ある企業様からの相談事例です。事業再構築補助金の採択を受けたものの、メインの金融機関から融資を断られたそうです。
社長様の主張は以下のとおりです。
- 担当者は(融資は)大丈夫だと言った。
- なので、既に工事を発注している。
- 工事が遅れているだけで損害なのに、新規事業を取りやめとなったら、もっと大きな損害を被ることになる。
- 資金計画や事業計画に無理があると言われたが、そもそも国の認定を受けた事業である。融資を断っていいのか。
国の認定を受けた事業なので、当然融資を受けられると思っており、融資を出さないのは、意地悪、嫌われているとも感じていらっしゃる様子でした。

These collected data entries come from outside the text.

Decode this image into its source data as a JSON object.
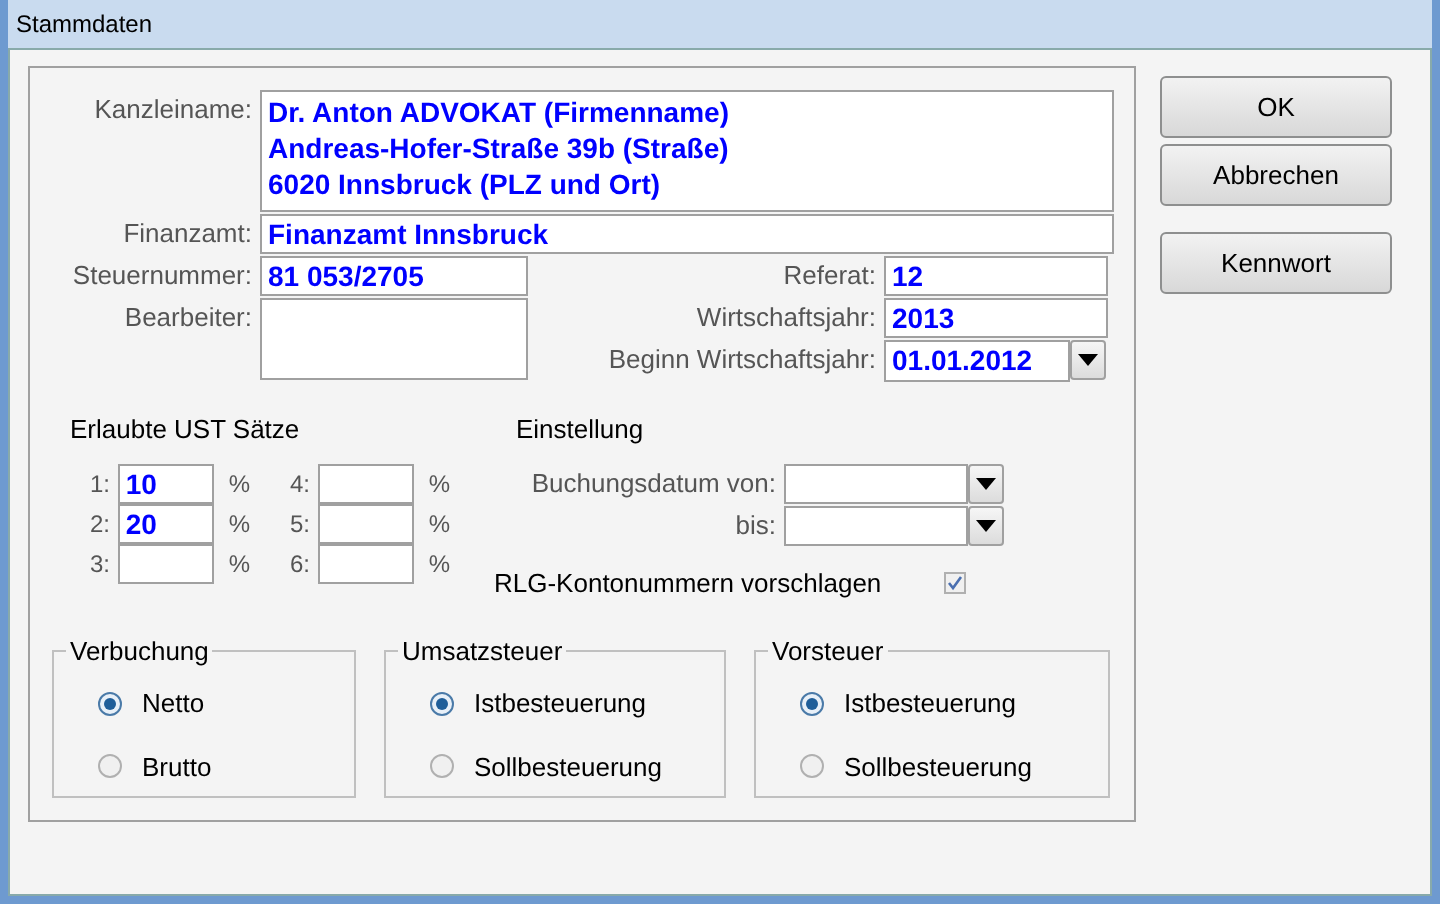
{
  "window": {
    "title": "Stammdaten"
  },
  "fields": [
    {
      "label": "Kanzleiname:",
      "kind": "multiline",
      "lines": [
        "Dr. Anton ADVOKAT (Firmenname)",
        "Andreas-Hofer-Straße 39b (Straße)",
        "6020 Innsbruck (PLZ und Ort)"
      ]
    },
    {
      "label": "Finanzamt:",
      "kind": "wide",
      "value": "Finanzamt Innsbruck"
    }
  ],
  "left_fields": [
    {
      "label": "Steuernummer:",
      "kind": "single",
      "value": "81 053/2705"
    },
    {
      "label": "Bearbeiter:",
      "kind": "multiline"
    }
  ],
  "right_fields": [
    {
      "label": "Referat:",
      "kind": "single",
      "value": "12"
    },
    {
      "label": "Wirtschaftsjahr:",
      "kind": "single",
      "value": "2013"
    },
    {
      "label": "Beginn Wirtschaftsjahr:",
      "kind": "dropdown",
      "value": "01.01.2012"
    }
  ],
  "ust": {
    "title": "Erlaubte UST Sätze",
    "rates": [
      {
        "label": "1:",
        "value": "10",
        "unit": "%"
      },
      {
        "label": "2:",
        "value": "20",
        "unit": "%"
      },
      {
        "label": "3:",
        "unit": "%"
      },
      {
        "label": "4:",
        "unit": "%"
      },
      {
        "label": "5:",
        "unit": "%"
      },
      {
        "label": "6:",
        "unit": "%"
      }
    ]
  },
  "einstellung": {
    "title": "Einstellung",
    "dates": [
      {
        "label": "Buchungsdatum von:"
      },
      {
        "label": "bis:"
      }
    ],
    "checkbox": {
      "label": "RLG-Kontonummern vorschlagen",
      "checked": true
    }
  },
  "groups": [
    {
      "title": "Verbuchung",
      "options": [
        {
          "label": "Netto",
          "selected": true
        },
        {
          "label": "Brutto",
          "selected": false
        }
      ]
    },
    {
      "title": "Umsatzsteuer",
      "options": [
        {
          "label": "Istbesteuerung",
          "selected": true
        },
        {
          "label": "Sollbesteuerung",
          "selected": false
        }
      ]
    },
    {
      "title": "Vorsteuer",
      "options": [
        {
          "label": "Istbesteuerung",
          "selected": true
        },
        {
          "label": "Sollbesteuerung",
          "selected": false
        }
      ]
    }
  ],
  "buttons": [
    "OK",
    "Abbrechen",
    "Kennwort"
  ]
}
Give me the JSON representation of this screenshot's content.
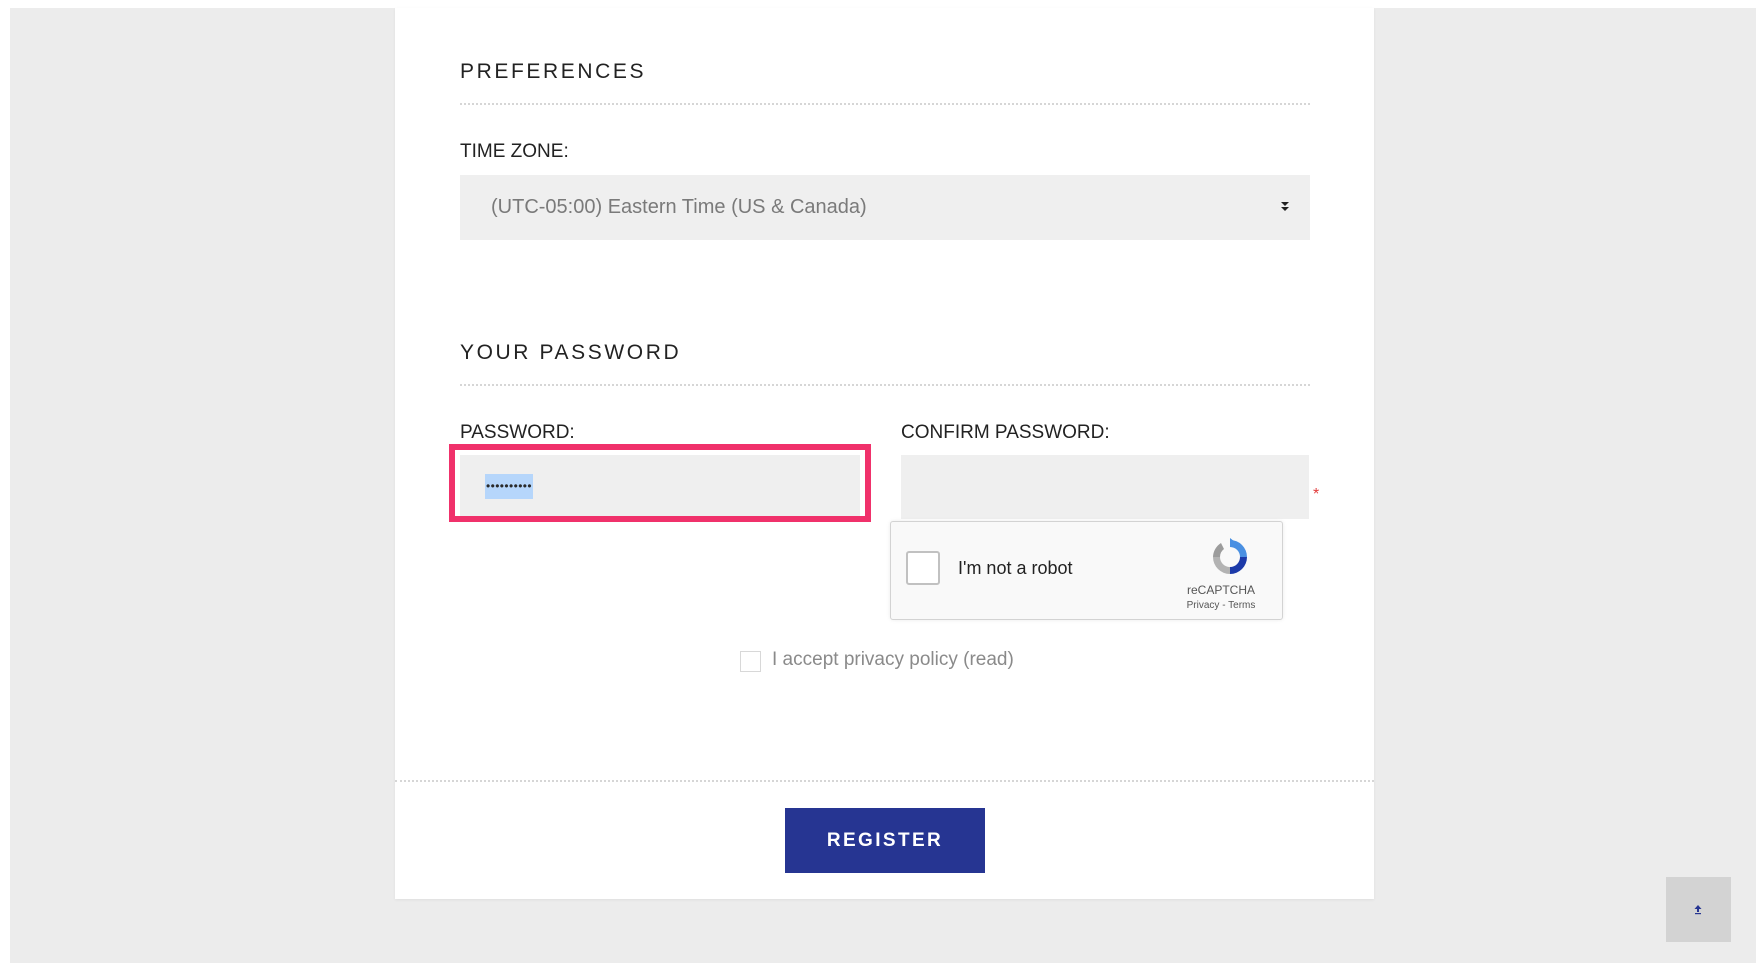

しかし、決算書を見れば、原因は「赤字債務超過」であることが分かります。金融機関の初動や態度に問題があったかもしれませんが、決して意地悪ではありません。
赤字債務超過は、経営上はもちろん、金融機関から見ても大きな問題です。一度赤字債務超過に陥ると、金融機関からは融資を受けられなくなるという覚悟・達観が必要です。
少なくない経営者様が、赤字債務超過の重大さを理解していないように感じます。それは、赤字債務超過でも融資を受けられることがあるためです。
日本公庫やコロナ融資など、国の政策によって、赤字債務超過でも融資を受けられることがありますが、これはイレギュラーです。当たり前と捉えない方が安全です。
前述の社長様は、メイン以外の金融機関にも全て断られたそうですが、それでも融資をしてくれる金融機関を諦めずに探し続けるとおっしゃっていました。もちろん、信じて調達先を探すことは尊重しますが、事業再構築補助金は、国の制度と言っても、金融機関の融資を国が保証している訳ではありません。やはり、赤字債務超過の状態では、認定を受けているからという理由だけで融資を受けるのは難しいと考えます。
赤字債務超過になると、基本的には融資審査は通らないという認識を持ちましょう。そして、赤字債務超過に陥ってから資金調達にジタバタするのではなく、赤字債務超過に陥らないようジタバタしてください。